Em plena era da tecnologia, muita gente pelo menos uma vez por semana tem o prazer de ir fazer compras em uma feira livre.
Entre o colorido das frutas, legumes e hortaliças, atualmente a feira teve uma queda de 50% em seu faturamento.
Os grandes mercados e a própria internet contribuem para isso, ou seja; existem pessoas que fazem esse tipo de compra pela internet e gostam de consumir principalmente dentro dos supermercados.
Outro empecilho é o horário. Antigamente as feiras funcionavam das 7hs às 15 hs.
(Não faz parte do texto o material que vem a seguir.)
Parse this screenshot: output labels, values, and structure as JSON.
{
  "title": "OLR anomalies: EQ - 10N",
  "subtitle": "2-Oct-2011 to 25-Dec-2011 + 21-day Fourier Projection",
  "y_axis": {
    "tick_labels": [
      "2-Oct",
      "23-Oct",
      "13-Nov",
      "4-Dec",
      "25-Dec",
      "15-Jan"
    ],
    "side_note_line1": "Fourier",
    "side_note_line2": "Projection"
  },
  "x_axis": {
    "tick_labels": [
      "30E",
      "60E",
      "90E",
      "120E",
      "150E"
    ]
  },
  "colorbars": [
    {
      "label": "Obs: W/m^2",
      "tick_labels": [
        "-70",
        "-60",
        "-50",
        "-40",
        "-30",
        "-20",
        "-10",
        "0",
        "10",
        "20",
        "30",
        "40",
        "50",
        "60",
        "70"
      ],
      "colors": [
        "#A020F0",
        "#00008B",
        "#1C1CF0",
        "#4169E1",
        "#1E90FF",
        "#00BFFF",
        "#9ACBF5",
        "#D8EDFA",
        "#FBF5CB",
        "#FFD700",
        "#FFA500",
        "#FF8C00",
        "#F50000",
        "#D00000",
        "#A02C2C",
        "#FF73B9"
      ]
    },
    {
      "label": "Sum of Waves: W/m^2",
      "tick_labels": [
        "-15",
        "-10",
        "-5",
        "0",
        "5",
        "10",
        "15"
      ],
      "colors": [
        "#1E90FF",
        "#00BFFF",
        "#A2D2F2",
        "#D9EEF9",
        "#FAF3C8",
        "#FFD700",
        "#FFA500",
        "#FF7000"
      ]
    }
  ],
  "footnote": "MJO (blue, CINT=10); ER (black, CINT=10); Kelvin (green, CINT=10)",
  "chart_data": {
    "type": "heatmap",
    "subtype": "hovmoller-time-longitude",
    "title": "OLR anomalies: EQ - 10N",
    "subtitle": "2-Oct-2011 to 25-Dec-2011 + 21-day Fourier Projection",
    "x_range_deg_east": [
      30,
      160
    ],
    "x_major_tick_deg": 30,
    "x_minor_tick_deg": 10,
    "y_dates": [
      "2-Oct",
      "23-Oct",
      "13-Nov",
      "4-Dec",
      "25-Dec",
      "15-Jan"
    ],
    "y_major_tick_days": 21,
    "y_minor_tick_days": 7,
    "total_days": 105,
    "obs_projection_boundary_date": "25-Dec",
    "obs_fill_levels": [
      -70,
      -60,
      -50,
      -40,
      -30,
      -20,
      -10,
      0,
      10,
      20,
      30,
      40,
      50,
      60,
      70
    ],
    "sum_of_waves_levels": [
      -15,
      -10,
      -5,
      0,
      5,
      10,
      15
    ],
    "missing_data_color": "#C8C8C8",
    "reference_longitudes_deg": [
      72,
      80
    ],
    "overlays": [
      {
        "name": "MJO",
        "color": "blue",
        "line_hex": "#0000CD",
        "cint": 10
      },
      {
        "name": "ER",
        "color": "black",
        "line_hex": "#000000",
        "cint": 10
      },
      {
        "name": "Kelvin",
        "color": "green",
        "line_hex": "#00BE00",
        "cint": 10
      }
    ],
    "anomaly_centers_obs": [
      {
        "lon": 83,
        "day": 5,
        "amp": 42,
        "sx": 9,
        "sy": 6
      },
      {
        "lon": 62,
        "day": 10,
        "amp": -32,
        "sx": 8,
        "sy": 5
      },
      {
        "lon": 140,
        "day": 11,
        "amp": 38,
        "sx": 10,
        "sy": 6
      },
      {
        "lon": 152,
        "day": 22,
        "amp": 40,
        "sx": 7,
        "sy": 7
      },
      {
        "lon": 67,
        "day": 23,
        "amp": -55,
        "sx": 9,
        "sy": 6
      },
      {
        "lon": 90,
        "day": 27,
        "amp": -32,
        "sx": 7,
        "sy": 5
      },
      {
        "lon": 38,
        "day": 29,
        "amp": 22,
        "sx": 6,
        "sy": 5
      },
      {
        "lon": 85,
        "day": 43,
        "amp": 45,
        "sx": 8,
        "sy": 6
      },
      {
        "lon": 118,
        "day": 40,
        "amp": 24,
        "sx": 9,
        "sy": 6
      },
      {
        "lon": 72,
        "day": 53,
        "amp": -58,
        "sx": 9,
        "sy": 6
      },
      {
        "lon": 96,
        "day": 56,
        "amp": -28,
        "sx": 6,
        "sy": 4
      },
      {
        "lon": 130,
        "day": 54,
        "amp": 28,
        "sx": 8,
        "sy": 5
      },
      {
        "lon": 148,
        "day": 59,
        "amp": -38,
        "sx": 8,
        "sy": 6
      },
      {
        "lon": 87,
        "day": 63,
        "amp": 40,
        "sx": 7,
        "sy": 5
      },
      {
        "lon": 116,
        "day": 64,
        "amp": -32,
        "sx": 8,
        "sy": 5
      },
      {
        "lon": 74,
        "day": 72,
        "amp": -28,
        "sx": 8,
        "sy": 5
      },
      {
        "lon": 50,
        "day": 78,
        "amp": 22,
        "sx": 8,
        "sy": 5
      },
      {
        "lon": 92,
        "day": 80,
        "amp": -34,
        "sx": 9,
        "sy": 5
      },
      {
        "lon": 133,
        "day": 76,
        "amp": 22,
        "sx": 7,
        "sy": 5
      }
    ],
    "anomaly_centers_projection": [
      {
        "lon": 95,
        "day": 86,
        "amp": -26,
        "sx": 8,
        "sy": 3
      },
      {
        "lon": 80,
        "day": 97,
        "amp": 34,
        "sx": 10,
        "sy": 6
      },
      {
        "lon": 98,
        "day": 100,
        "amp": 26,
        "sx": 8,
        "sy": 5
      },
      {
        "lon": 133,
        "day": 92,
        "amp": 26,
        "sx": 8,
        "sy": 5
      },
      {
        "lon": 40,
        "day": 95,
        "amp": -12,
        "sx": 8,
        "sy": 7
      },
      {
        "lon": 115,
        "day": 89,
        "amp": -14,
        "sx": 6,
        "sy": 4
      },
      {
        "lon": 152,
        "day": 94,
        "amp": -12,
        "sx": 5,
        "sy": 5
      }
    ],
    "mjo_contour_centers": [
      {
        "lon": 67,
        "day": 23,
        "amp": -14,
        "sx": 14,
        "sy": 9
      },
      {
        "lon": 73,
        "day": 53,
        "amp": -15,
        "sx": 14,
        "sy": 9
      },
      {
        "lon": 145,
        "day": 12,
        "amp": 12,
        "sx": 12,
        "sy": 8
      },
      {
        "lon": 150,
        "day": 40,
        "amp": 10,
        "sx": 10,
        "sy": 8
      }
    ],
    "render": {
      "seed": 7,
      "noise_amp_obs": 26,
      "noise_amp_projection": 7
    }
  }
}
Hoje o funcionamento é até às 12hs, com quatro horas a menos para um faturamento melhor.
A feira é diversificada, existem também os biscoiteiros, peixeiros, bancas de carne e frango, pasteleiros, caldo de cana, floristas e paneleiros.
Em entrevista com Marcelo Antonio Pedroso, (40), paulistano, paneleiro e afiador, com uma banca de dois metros na esquina da R: Artur de Azevedo com a R: Antonio Bicudo, tivemos uma prévia sobre a baixa do faturamento da feira.
Segundo Marcelo, a renda por muitas vezes não é lucro, por exemplo: - A tampa de uma panela de pressão é mais complicada do que as outras, fazendo seis reparos ele cobra R$ 5,00. Uma afiação de faca custa R$ 1,00.
Mesmo sendo muito barato ele faz para conservar a freguesia e enfrentar a crise.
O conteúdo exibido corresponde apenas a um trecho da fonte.